From the literature it is known that the mechanisms involved in NLRP3 activation are not well established and still intensely debated but mostly acceptable are three main models. First model explain that extracellular ATP stimulates opening of ATP-dependant ion channel of the cell membrane and in that way pore formation in the cell membrane allows direct NLRP3 inflammasome activation by NLRP3 cytosol agonists. Second model propose as activators particulate structures (urates, silica, asbestos) which activate phagocytes and by lysosomal damage release lysosomal contents consequently activating NLRP3 inflammasome formation. According to third model all NLRP3 agonists trigger the generation of reactive oxygen species (ROS) and this pathway activate NLRP3 inflammasome formation [17].

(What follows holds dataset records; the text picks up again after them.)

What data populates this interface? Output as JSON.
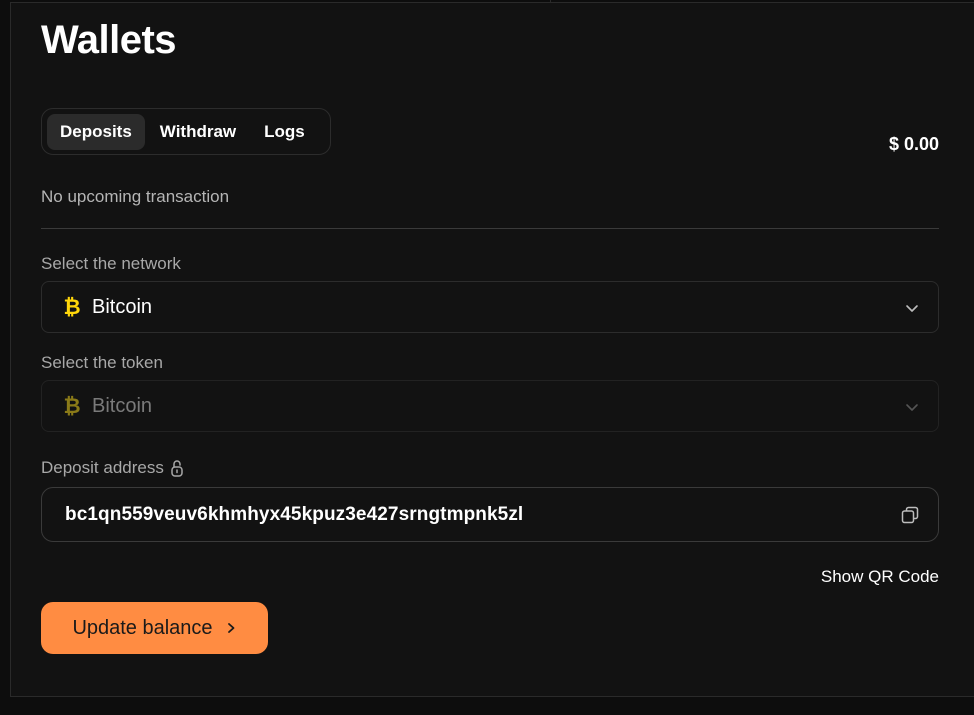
{
  "page": {
    "title": "Wallets"
  },
  "tabs": [
    {
      "label": "Deposits",
      "active": true
    },
    {
      "label": "Withdraw",
      "active": false
    },
    {
      "label": "Logs",
      "active": false
    }
  ],
  "balance": "$ 0.00",
  "upcoming": "No upcoming transaction",
  "network": {
    "label": "Select the network",
    "value": "Bitcoin",
    "icon": "bitcoin-icon"
  },
  "token": {
    "label": "Select the token",
    "value": "Bitcoin",
    "icon": "bitcoin-icon",
    "disabled": true
  },
  "deposit": {
    "label": "Deposit address",
    "lock_icon": "lock-icon",
    "address": "bc1qn559veuv6khmhyx45kpuz3e427srngtmpnk5zl",
    "copy_icon": "copy-icon"
  },
  "qr_link": "Show QR Code",
  "update_button": "Update balance",
  "colors": {
    "accent": "#ff8c42",
    "bitcoin": "#ffd60a",
    "background": "#121212"
  }
}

On the other hand, adaptor molecule MyD88 has a key role in TLRs signaling pathway and enables signal transduction cascade with final activation of transcription factor NF-κB and secretion of proinflammatory cytokines like interleukin-6 (IL-6), tumor necrosis factor alpha (TNF-α) and interleukin-12 (IL-12). The signal transduction begins by biding adaptor protein MyD88 with intracellular TLR domain, activation of kinase IRAK-4, 2, and 1 (IL-4,2,1 receptor associatetd kinase) and TRAF6 (receptor associated factor 6) phosphorylation, which subsequently activate TAK1 (TGF-β activated kinase 1). TAK1 phosphorylates IKKβ leading to degradation of IκB inhibitory protein dissociating it from NF-κB, thus allowing NF-κB to translocate to the nucleus and finally activate transcription [18].
It is well known that some epigenetic mechanisms, like DNA methylation, can change gene expression by methylation of CpG islands in the regulatory regions of the genome. As those islands, rich with CG dinucleotides (> 55%) are situated in regulatory gene regions they affect the transcription of genes. If CpG islands are unmethylated genes are expressed and if they are hypermethylated the expression of the genes is repressed (gene silencing). The inflammation induce DNA methyltransferase (DNMT) dependent DNA methylation which subsequently leads to silencing of the genes associated with carcinogenesis [19].
In this study, we hypothesized that the changes in the methylation status of promoter regions of ASC/TMS1 and MyD88 genes, responsible for activation and regulation of inflammation in healthy and laryngeal cancer tissue, might be related with development and progression of the laryngeal cancer. The aim of our study is to investigate is there a difference in the methylation status of this genes in healthy and tumor tissue and does it correlate with protein expression.
In recent literature the methylation status of this genes has not yet been analyzed in laryngeal cancer and the pyrosequencing method used to determinate methylation status of this genes has not been used in other cancers studies.